Among the study recommendations are:
  • Amending ABC Board regulations to implement a penalty structure that includes mandatory license suspensions, revocations, and mandatory fines.
  • Increasing the number of compliance checks at each licensed location in the state.
  • Enhancing funding and resources for merchant education and compliance check enforcement efforts.
  • Developing a multi-pronged underage drinking reduction strategy.
  • Collecting data and evaluating enforcement efforts to assess effectiveness of strategies.

Data from the report were presented by the ABC Board to the Alaska Legislature in February of this year.

Tuesday, June 5, 2012

Dr. Rivera honored for research on underage drinking in Alaska

Dr. Rivera holds the certificate of recognition
as a community partner of the VOA Alaska
Juvenile Alcohol Safety Action Program.
Dr. Marny Rivera, Justice faculty, was recently honored for her research work in 2011 on underage drinking; this research was conducted in partnership with the Volunteers of America Alaska (VOA Alaska) as part of VOA Alaska's Juvenile Alcohol Safety Action Program (JASP). JASP was selected as a Merit Finalist  for the 2011 Community Partnership Award  from the Mutual of America Foundation.

UAA was recognized as a community partner of VOA Alaska at the Community Partnership Award Luncheon hosted by the Mutual of America Foundation on May 24 in Anchorage.

VOA Alaska has partnered with the UAA Justice Center, as well as the State of Alaska District Attorney's Office, the Alaska Court System, and others, in administering the Juvenile Alcohol Safety Action Program (JASP). Since 2005, JASP has worked with Alaska youths 13-20 years old. The program streamlines underage drinking cases by providing a model and services  for screening, case management, treatment evaluation, and verification of program completion by juvenile offenders.

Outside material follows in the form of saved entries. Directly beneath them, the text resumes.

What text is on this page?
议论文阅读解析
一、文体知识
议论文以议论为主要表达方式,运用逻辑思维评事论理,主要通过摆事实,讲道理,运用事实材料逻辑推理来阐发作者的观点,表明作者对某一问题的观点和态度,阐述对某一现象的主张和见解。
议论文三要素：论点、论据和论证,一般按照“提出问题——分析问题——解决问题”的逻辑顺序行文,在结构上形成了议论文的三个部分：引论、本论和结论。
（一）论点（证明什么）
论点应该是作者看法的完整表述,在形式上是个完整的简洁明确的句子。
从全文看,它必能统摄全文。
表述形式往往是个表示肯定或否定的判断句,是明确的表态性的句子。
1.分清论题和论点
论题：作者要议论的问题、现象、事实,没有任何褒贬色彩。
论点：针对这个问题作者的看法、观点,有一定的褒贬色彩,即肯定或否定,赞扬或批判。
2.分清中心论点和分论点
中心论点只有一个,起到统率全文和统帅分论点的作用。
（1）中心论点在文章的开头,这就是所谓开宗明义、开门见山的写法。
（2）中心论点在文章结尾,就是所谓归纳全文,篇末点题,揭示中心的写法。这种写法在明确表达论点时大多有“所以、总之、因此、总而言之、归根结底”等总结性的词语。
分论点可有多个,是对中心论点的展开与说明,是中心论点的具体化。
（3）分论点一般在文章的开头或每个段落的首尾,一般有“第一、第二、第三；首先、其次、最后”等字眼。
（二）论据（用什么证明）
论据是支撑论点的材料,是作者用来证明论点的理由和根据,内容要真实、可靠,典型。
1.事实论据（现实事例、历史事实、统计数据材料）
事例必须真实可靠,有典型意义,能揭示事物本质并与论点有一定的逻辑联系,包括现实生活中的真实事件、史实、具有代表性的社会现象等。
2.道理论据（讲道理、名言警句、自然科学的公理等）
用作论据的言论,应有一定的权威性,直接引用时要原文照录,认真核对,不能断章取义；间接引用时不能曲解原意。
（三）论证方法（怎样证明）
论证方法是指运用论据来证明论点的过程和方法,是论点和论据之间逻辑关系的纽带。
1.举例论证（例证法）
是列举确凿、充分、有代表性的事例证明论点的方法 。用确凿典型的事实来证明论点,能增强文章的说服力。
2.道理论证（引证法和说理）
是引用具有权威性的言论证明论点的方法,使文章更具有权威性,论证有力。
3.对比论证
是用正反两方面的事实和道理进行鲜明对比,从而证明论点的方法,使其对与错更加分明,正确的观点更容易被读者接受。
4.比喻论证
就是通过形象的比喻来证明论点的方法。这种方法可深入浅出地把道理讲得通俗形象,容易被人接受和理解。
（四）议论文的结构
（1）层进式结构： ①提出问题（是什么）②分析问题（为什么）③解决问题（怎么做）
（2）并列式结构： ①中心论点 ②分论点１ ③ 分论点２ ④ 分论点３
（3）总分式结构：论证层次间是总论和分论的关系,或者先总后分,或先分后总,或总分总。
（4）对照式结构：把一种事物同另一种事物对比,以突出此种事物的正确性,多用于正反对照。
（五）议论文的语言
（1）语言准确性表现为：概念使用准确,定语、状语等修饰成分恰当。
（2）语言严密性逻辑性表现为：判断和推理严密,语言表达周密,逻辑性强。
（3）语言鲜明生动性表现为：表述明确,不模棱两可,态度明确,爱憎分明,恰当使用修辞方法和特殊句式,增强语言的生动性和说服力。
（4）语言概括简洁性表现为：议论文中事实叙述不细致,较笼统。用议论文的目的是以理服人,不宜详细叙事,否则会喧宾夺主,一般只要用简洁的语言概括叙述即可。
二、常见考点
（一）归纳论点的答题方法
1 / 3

The Mutual of America Foundation Community Partnership Award honors outstanding contributions that nonprofit organizations, in partnership with public, private, and other social sector organizations, make to society. The Foundation sponsors a yearly competition and selects 10 organizations from nationwide submissions for recognition. As a Merit Finalist, the Volunteers of America Alaska Juvenile Alcohol Safety Action Program will be featured in a documentary video produced by the Foundation.